I worked at a Filipino ad agency for many years, learning the craft of advertising. Then out of the blue I decided to look for another job at a multinational agency because I wanted international experience. I got that, handled Coca-Cola, enjoyed it immensely for three years and then I got exhausted. I remember talking to my American boss, asking for a new assignment. How about Johnson and Johnson? He said he would talk to my clients first. Your clients love you, they won’t relinquish you, he came back saying. So I looked for another job and another after that and another after that. I went and searched always after I got bored. Apparently I get bored quickly but don’t realize it. Instead I feel restless, edgy. I look up over the wall for other options and there always are other options. 

Finally, my last job was with another Filipino ad agency. They hired me as president. My purpose was to turn it around because it was floundering. It was a family corporation. I turned it around. I wanted to sell it to a multinational corporation because I saw that was the key to survival then but the board denied me that option. In the end I now know, I just couldn’t stand it anymore. I was so bored, so I quit.

I get bored with my jobs and with my relationships. Really, I get tired of them. It took me more than 40 years to realize that my problem was and probably always will be boredom. But now that I discovered it, I write about it so other people who might share this problem will become aware early, so they can assess their lives and do something.

How do you know you are bored? You wake up and don’t want to go to work. You find a million little things to do in your house. Once at the office, there is no joy in what you do. At around 3 p.m., when you’re tired of playing computer solitaire or any computer game at your desk, or walking around chatting with your office mates, you start looking at your watch. How much more time do I need to stay here? At the least provocation you leave work and go someplace else. Maybe drinking with other friends. Maybe watching a movie.

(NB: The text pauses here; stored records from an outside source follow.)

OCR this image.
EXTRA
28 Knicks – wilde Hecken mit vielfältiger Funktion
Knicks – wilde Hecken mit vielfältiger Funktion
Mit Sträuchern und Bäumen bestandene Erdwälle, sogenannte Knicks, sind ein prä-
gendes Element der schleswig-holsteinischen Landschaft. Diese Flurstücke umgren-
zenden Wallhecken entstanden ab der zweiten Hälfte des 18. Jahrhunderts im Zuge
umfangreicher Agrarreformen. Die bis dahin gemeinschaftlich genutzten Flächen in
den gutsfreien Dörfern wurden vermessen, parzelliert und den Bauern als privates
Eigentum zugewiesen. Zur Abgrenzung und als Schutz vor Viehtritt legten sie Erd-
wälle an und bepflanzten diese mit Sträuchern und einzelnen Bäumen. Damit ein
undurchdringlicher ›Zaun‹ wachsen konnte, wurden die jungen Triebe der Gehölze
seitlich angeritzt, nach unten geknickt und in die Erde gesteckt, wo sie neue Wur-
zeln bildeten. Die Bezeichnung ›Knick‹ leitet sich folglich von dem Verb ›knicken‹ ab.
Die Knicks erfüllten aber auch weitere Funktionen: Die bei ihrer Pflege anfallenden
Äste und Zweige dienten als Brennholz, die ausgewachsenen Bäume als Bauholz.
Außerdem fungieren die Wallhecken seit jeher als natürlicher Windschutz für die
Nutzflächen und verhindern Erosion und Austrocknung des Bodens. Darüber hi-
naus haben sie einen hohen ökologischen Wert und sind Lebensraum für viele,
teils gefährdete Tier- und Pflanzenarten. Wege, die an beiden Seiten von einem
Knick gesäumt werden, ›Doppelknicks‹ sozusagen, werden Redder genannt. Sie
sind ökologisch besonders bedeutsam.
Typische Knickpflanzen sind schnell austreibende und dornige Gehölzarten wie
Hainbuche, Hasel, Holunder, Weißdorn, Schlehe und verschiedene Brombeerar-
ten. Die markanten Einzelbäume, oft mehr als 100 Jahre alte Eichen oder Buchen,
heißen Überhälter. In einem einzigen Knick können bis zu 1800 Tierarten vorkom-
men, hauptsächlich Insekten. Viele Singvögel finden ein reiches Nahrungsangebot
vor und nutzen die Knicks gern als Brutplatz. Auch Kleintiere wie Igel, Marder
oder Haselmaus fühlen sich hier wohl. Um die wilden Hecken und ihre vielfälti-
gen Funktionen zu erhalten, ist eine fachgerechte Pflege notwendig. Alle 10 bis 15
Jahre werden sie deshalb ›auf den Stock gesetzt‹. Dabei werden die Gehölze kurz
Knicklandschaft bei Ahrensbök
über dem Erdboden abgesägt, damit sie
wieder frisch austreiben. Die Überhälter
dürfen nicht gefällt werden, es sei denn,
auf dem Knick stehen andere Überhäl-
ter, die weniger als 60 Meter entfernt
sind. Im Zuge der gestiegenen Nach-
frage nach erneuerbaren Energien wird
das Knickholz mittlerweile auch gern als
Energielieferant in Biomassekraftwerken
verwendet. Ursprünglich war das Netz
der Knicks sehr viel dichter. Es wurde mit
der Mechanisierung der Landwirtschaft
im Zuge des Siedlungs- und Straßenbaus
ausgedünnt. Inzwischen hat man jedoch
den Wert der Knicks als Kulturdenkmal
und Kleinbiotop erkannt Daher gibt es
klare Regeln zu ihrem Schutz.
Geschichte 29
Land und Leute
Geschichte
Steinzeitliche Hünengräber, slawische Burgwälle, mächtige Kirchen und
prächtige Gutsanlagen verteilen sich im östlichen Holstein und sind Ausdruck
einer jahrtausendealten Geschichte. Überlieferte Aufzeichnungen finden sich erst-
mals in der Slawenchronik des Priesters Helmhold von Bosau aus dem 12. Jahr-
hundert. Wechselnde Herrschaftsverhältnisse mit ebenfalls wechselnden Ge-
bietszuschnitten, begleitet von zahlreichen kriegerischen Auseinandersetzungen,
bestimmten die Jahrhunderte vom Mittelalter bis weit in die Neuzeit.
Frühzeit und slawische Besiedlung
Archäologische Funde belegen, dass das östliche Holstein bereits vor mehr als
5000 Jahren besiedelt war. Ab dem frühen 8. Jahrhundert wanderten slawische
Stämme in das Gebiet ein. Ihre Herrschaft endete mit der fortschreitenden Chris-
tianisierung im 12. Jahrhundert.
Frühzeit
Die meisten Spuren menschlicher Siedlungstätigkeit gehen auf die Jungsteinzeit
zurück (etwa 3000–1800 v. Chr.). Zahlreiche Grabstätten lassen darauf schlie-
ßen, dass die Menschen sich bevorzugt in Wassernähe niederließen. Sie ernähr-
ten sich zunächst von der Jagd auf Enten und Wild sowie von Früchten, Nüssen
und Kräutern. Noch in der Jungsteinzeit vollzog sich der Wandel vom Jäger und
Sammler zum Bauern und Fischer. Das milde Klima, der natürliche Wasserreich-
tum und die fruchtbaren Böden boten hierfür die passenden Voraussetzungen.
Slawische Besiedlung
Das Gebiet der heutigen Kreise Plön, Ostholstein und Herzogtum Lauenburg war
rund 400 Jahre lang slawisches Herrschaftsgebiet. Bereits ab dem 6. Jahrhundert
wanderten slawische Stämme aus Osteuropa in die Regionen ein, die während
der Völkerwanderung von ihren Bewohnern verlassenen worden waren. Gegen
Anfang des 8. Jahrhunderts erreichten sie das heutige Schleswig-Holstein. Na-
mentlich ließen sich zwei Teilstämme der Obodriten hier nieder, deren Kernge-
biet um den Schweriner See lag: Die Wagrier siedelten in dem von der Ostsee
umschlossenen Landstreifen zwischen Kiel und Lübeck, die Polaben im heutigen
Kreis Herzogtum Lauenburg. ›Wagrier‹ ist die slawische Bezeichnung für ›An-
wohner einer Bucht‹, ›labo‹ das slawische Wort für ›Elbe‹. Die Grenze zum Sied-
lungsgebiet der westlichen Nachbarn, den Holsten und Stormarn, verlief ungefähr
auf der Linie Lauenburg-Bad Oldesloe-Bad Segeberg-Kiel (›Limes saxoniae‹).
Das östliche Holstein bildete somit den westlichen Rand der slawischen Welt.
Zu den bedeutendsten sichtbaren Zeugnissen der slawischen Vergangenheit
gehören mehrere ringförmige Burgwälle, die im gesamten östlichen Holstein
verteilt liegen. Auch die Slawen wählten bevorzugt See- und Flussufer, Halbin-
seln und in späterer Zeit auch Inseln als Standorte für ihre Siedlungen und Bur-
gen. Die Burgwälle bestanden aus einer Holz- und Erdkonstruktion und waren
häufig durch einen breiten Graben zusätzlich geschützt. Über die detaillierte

Anything, just as long as it’s not work.

It could also happen the other way around. You wake up early, rush to work, stay there late and come home after everyone is asleep. There is just so much to do there that requires your presence. Maybe you just don’t want to go home and find your husband/wife awake. Maybe you are bored with your mate and don’t want to face it. What would you do? Would you have the courage to say, “I’m sorry but I am terribly bored with you.”? Can we do something about this? Can we make each other interesting again?

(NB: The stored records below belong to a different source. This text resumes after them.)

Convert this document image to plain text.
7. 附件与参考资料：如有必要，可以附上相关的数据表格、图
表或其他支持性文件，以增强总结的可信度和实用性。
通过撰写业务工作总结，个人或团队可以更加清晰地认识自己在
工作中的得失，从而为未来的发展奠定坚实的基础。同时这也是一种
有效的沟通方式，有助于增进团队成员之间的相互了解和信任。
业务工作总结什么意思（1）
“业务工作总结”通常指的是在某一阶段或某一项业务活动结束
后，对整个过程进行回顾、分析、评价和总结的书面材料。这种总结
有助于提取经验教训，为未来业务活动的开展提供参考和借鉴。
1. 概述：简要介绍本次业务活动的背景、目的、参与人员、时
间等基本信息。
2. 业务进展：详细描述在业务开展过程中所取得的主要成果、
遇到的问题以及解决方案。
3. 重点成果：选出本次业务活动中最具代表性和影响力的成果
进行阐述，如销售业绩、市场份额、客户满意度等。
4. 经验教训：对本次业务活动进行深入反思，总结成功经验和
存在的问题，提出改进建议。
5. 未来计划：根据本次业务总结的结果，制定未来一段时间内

Can we? I don’t know. Personally, I don’t think so. But that may be because of my circumstances. When I was a baby, my father was killed by the Japanese. I grew up without a father. That never really bothered me although later I wondered why I was unable to stay interested in a man forever. When I decided to break up my marriage, I had no misgivings about how my children would feel. I grew up without a dad. It wasn’t all that bad. It bothered me more that the relationship had ceased to be interesting and could not be made interesting any more.

Take my word for it, boredom is our mega enemy. The solution to boredom is in our hands. We have to think of other paths, other things that will make life more interesting and discipline ourselves to learn them. I write, paint, sew, knit, crochet, make jewelry, fix my house. I wasn’t born knowing how to do those things. I set my mind to learn. I live alone but I am not bored. Nobody does anything for me, I do it all. You can do it, too. Just learn to do something new. Enjoy the learning. Laugh at your mistakes. Make sure you are fighting boredom because boredom is your mega enemy.